As we turn the corner into autumn, all of God’s creatures begin looking for shelter.

Some of them, being critters with limited brainpower, may get confused as to what constitutes appropriate quarters for the winter. 

We had such an encounter recently. One minute our big, lunky lab was happily tearing around the family room doing a few exuberant laps, just for fun. 

The mood shifted when she kicked over her dog bed trying to turn a corner.

Under her bed, minding its own business, was a 7-inch long ringneck snake, probably the most harmless member of the entire snake universe.

It was not my first ringneck rodeo. Years ago, our family had a cabin in the woods. In the cabin was a wood-burning fireplace. If a piece of firewood had loose bark still attached, it sometimes contained a hitchhiking ringneck.

So, we had a few incidents.

In the end, it was just nature. Check the firewood and you’ll be fine, and so will the snakes.

This time, though, was different.

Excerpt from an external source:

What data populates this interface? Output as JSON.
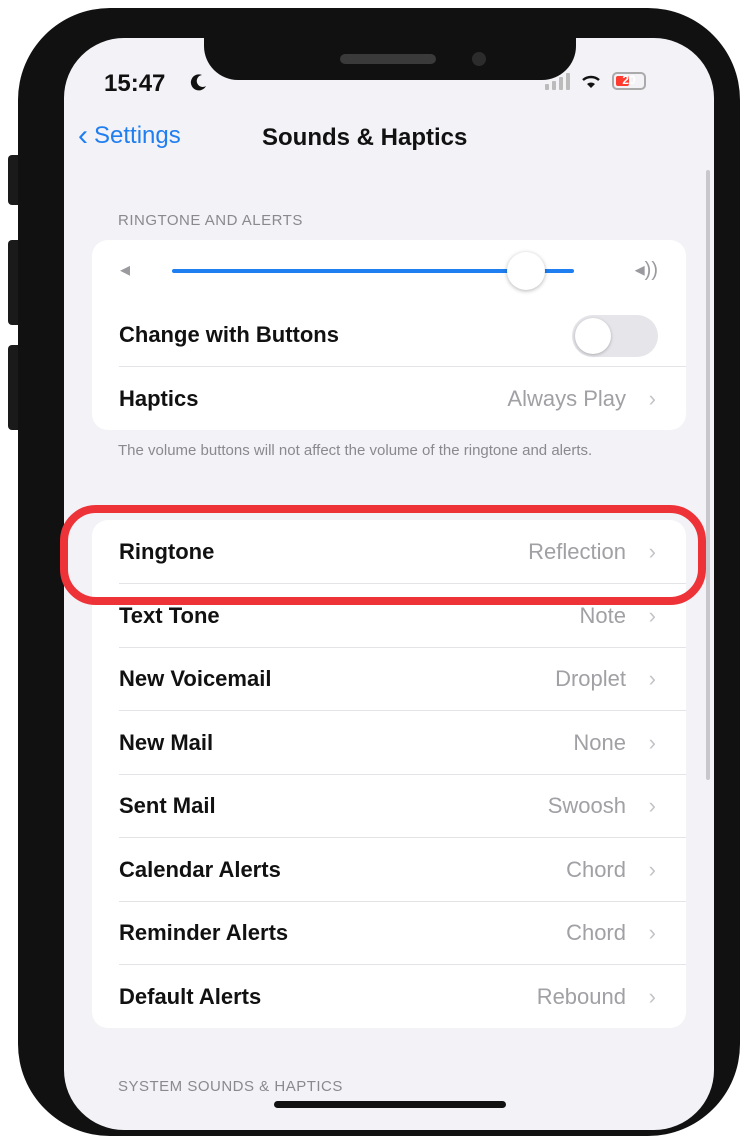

If my bride had not been home or in the room, I would have scooped up the little feller and taken him outside. But she was home, and she was in the room.

Decision time.

“I have to tell you something,” I said calmly. “Don’t freak out.”

“YOU SAYING THAT FREAKS ME OUT!”

I was holding the snake in place gently with my foot. After the confession, I picked him up and headed outside.

When I returned, my wife had a nutty idea.

“Look under that dog bed,” she ordered. It had been only partly dislodged by the sprinting dog.

Rolling my eyes, I lifted the dog bed all the way off the floor.

There was Snake No. 2.

Another trip to the backyard, which is bordered by woods. Like the first, the second snake was released unharmed, on its own recognizance, and warned not to return.

In the next hour, every rug, welcome mat, dog bowl mat that could be lifted was lifted. We looked in dark corners and under furniture. Nothing.

Then came the door audit. I checked the front door, the back door, the garage door. We used a high-intensity flashlight. There were pinpoints of lights showing through on the bottom, which is all a creature the thickness of a piece of spaghetti needs.

The hardware store had everything we needed – door corner pads, weather stripping, door “sweeps” for the bottom of the door. A few hours later, I declared our house snake-free and snake-proof.

The next day I was gone for a few hours when a text arrived. There was a photo of a clear plastic cup, upside down on the kitchen floor.

Inside, Snake No. 3.

It was now an invasion.

I was pretty sure this one was a stowaway. We’d missed it somehow in the Snake Sweep, and with the holes plugged, he couldn’t get out. So, he surrendered.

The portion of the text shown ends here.